Tuesday, did two classes at South Eugene High School where my wife teaches. They were reading Kesey's Cuckoo's Nest, so I regaled them with cuckoo tales, one of which Kesey told me never got into the book or the movie. He was working at the nuthouse looking out the window at the big yard and a bell rang and down below a garage door rolled up and out came the patients, each pushing an old style reel lawn mower, and round and round they went willy nilly all over the place, Kesey amazed at the sight, and soon the bell rang, they pushed the mowers back inside, the door clanged shut and now kesey was full of wonderment for every stitch of grass was mowed sweet. Made him appreciate chaos theory.

I also told them about the time Kesey and I crawled through a tunnel to a cave looking out over the Pacific Ocean. It was used by coastal lookouts to keep an eye on World War Two enemies coming in submarines to surface and shell the coast, thereby destroying the artichoke crops and starving the Americans but little did they know at that time we had moved on to avacodos which grew down around Los Angeles. We were still stuck on the A words. While we were sitting watching the ocean we saw the Tsunami from the Alaskan earthquake of 1964 rushing toward us and we scrambled back through the tunnel and made our escape before the water trapped us. Close call.


Thursday morning the South Eugene Advance Placement students came out to Kesey's farm in Pleasant Hill to visit the buses, first was the old bus sitting in the orchard.
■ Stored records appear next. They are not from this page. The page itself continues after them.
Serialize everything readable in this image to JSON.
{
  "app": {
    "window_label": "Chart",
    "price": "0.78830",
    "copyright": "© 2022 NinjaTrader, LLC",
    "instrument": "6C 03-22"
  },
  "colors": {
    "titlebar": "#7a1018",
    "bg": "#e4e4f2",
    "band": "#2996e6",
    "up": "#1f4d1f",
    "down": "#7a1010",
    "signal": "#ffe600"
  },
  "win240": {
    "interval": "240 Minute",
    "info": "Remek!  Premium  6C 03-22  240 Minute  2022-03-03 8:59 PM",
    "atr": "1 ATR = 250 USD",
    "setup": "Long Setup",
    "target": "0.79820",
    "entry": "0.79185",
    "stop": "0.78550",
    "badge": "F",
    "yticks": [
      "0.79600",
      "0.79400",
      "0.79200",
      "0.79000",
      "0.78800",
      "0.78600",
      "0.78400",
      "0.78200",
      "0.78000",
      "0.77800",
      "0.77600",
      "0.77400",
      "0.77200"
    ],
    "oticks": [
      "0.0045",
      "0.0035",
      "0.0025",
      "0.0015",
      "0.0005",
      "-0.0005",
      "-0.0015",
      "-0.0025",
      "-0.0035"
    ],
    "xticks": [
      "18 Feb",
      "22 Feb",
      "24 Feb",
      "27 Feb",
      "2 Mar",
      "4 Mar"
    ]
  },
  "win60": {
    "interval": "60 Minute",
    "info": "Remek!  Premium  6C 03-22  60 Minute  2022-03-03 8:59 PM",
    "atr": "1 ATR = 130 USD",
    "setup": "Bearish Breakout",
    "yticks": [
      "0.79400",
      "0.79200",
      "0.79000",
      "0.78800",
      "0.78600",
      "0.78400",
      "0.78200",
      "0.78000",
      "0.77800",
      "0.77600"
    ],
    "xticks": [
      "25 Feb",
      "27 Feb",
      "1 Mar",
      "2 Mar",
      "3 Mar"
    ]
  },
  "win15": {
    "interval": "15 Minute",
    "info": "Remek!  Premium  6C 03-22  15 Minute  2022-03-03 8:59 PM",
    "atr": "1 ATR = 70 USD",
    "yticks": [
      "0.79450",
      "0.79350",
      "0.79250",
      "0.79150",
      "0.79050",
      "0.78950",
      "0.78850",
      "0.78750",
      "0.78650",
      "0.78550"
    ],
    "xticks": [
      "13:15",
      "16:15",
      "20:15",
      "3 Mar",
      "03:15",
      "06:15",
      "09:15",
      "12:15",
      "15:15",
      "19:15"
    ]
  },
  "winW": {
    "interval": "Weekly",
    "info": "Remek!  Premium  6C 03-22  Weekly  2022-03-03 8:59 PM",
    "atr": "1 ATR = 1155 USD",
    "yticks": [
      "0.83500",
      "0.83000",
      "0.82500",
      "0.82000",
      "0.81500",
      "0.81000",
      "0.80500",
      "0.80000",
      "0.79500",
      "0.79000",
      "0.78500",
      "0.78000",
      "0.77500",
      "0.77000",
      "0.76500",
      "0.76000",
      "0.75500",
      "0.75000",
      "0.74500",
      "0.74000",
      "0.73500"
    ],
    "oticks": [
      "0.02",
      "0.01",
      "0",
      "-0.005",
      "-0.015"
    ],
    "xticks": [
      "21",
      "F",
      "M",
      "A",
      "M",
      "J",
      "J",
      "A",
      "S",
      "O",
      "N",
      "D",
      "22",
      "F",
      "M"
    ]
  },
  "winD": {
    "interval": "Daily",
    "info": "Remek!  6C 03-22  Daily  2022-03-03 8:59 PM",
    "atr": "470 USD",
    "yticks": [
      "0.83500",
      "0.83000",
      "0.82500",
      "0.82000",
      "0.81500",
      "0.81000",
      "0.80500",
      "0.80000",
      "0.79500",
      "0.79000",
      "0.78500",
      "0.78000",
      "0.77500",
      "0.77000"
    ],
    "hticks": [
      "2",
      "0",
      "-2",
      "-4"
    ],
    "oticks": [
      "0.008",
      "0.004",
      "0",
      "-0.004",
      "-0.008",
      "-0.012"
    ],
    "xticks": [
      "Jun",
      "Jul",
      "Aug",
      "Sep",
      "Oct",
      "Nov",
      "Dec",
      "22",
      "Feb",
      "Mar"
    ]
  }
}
Before they arrived, the bus barn had to be cleaned up. When Zane took the bus to Las Vegas for the Acit Test fortieth year anniversay last Halloween, they had to replace the engine before they left. The old engine and the old engine parts have sat leaking oil ever since.

"Seems doable," Zane said, and we piled everything we could lift into his pickup and then used the engine lifter to pick up the old engine and set it on the back of the truck. We took everything to the metal recycling bin at the Rattlesnake dump and in a heaving hefting smooth move toppled the engine into the metal bin with a most resounding crash that could be heard all the way to Dexter.

The students took pictures, they climbed on top, they got inside, they experienced the bus fore and aft, the sound system was on, the music played, they talked over the microphones and dang it if it hadn't been raining we would have gone for a ride, but this was the next best thing.



Pack em up, move em out, I gotta git over to Springfield High School for the next class.